The Halls of Mokena, seen here in 1950. The Colonel is sporting the purported Wild Bill Hickok boots.

 

   In their later years, the Halls settled into a cozy little house on Bonness Avenue, where they spent the sunset of their lives, receiving friends, well-wishers, and curious media figures to the last. Clara Hall passed away in Mokena on August 8th, 1951, at which point the Colonel went to live with their son Don Jr in Mississippi.
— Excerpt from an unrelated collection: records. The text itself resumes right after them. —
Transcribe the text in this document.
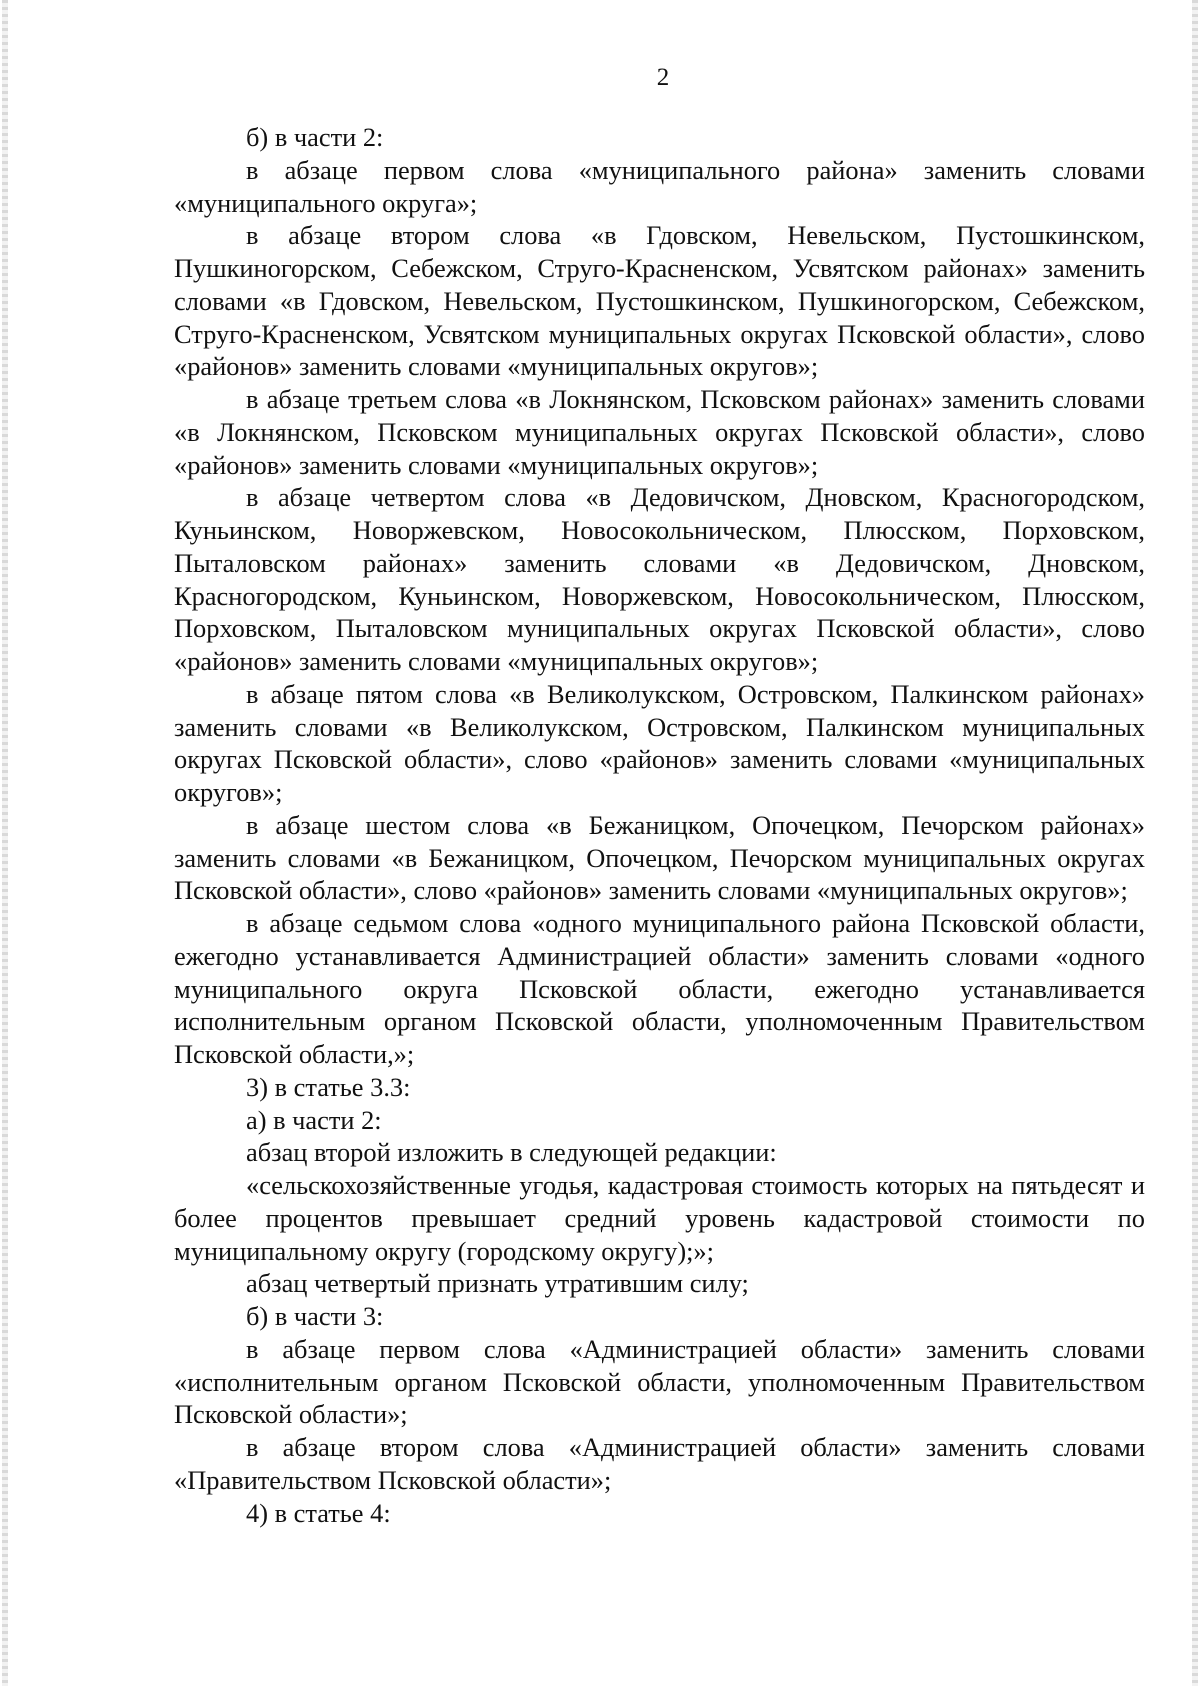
2

б) в части 2:

в абзаце первом слова «муниципального района» заменить словами «муниципального округа»;

в абзаце втором слова «в Гдовском, Невельском, Пустошкинском, Пушкиногорском, Себежском, Струго-Красненском, Усвятском районах» заменить словами «в Гдовском, Невельском, Пустошкинском, Пушкиногорском, Себежском, Струго-Красненском, Усвятском муниципальных округах Псковской области», слово «районов» заменить словами «муниципальных округов»;

в абзаце третьем слова «в Локнянском, Псковском районах» заменить словами «в Локнянском, Псковском муниципальных округах Псковской области», слово «районов» заменить словами «муниципальных округов»;

в абзаце четвертом слова «в Дедовичском, Дновском, Красногородском, Куньинском, Новоржевском, Новосокольническом, Плюсском, Порховском, Пыталовском районах» заменить словами «в Дедовичском, Дновском, Красногородском, Куньинском, Новоржевском, Новосокольническом, Плюсском, Порховском, Пыталовском муниципальных округах Псковской области», слово «районов» заменить словами «муниципальных округов»;

в абзаце пятом слова «в Великолукском, Островском, Палкинском районах» заменить словами «в Великолукском, Островском, Палкинском муниципальных округах Псковской области», слово «районов» заменить словами «муниципальных округов»;

в абзаце шестом слова «в Бежаницком, Опочецком, Печорском районах» заменить словами «в Бежаницком, Опочецком, Печорском муниципальных округах Псковской области», слово «районов» заменить словами «муниципальных округов»;

в абзаце седьмом слова «одного муниципального района Псковской области, ежегодно устанавливается Администрацией области» заменить словами «одного муниципального округа Псковской области, ежегодно устанавливается исполнительным органом Псковской области, уполномоченным Правительством Псковской области,»;

3) в статье 3.3:

а) в части 2:

абзац второй изложить в следующей редакции:

«сельскохозяйственные угодья, кадастровая стоимость которых на пятьдесят и более процентов превышает средний уровень кадастровой стоимости по муниципальному округу (городскому округу);»;

абзац четвертый признать утратившим силу;

б) в части 3:

в абзаце первом слова «Администрацией области» заменить словами «исполнительным органом Псковской области, уполномоченным Правительством Псковской области»;

в абзаце втором слова «Администрацией области» заменить словами «Правительством Псковской области»;

4) в статье 4:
The siren call of home brought him back to us soon thereafter in the summer of 1953. So it was that on Halloween 1953, Colonel Don C. Hall peacefully breathed his last at a Joliet nursing home. His passing came as a great shock in our village, as he hadn’t been ill. 

 

   People are what make the community. They are forever associated with their place, the scene of their labors and love. They are the irreplaceable pieces of fabric that make up our greater narrative. To know the Halls, is to know Mokena.